3. THE POWER OF PERSONALITY
Is it fair that so many people pay more attention to their favorite rapper than their congressional representative? Maybe not. But it’s also a reality, and we can use it. If you’re even a halfway-successful artist, people are paying attention to you. People like some aspect of what you’re about. Maybe they just think you’re cute. Maybe they think you’re brilliant. Maybe they just like you because their friends like you– it doesn’t matter. Related to the other two points, this one is about taking advantage of your position as a beloved or semi-beloved public figure.
This can be as simple as wearing a “vote no” t-shirt on stage or adding a political note on your Facebook page’s banner. Another great option is to record a simple video PSA about an issue that you’re passionate about and then share it widely. Here’s an example:
And I’ll be real: this isn’t about altruism. I don’t expect artists to do all this stuff out of the goodness of their hearts. It’s about building community and creating sustainable synergy: when you take a stand or get involved, that helps you and your career too. It opens up new audiences for you. It adds depth and substance to your artistic persona. It simply gets your name out there more. These are all positive things– everybody wins.

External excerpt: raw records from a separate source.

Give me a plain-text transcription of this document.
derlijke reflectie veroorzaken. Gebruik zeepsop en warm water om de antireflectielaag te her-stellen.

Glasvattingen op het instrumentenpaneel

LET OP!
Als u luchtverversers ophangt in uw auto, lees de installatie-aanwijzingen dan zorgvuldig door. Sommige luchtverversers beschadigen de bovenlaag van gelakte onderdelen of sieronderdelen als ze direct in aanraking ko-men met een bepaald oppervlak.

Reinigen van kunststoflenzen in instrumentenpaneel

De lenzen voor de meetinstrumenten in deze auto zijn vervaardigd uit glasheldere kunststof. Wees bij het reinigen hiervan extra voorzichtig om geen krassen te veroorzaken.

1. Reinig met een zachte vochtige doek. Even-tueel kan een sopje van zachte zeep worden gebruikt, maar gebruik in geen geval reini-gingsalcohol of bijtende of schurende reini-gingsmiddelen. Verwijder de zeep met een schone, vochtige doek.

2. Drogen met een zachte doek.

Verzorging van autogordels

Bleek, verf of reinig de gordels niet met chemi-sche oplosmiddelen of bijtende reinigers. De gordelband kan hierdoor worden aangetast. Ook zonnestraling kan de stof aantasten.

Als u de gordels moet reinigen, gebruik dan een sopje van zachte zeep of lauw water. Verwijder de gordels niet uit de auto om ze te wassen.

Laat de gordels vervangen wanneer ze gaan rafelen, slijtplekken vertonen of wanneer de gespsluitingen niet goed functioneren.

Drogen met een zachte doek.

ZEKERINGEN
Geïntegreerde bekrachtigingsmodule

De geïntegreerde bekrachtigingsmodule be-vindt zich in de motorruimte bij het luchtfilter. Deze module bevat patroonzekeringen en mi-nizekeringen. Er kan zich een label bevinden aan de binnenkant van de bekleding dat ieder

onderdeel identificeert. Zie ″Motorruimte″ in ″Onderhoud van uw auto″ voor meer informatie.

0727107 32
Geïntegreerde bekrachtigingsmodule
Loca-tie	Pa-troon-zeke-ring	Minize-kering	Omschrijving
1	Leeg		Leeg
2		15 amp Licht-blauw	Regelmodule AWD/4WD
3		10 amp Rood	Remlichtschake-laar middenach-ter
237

A sold-out show at First Ave. that doesn’t include any of the above is a wasted opportunity. Even a lightly-attended show at Honey or the Nomad that doesn’t include any of the above is a wasted opportunity. It might still be a great show and a lot of fun– I’m just saying that as a community, we have the potential to do so much more.
I believe that artists are uniquely situated to have an impact on not just the upcoming election, but on the progressive movement as a whole (because let’s be real: there’s going to be a hell of a lot of work to do no matter what happens in November). But we have to be intentional. We have to be clever. We have to be proactive. Feel free to leave any other ideas or suggestions in the comments.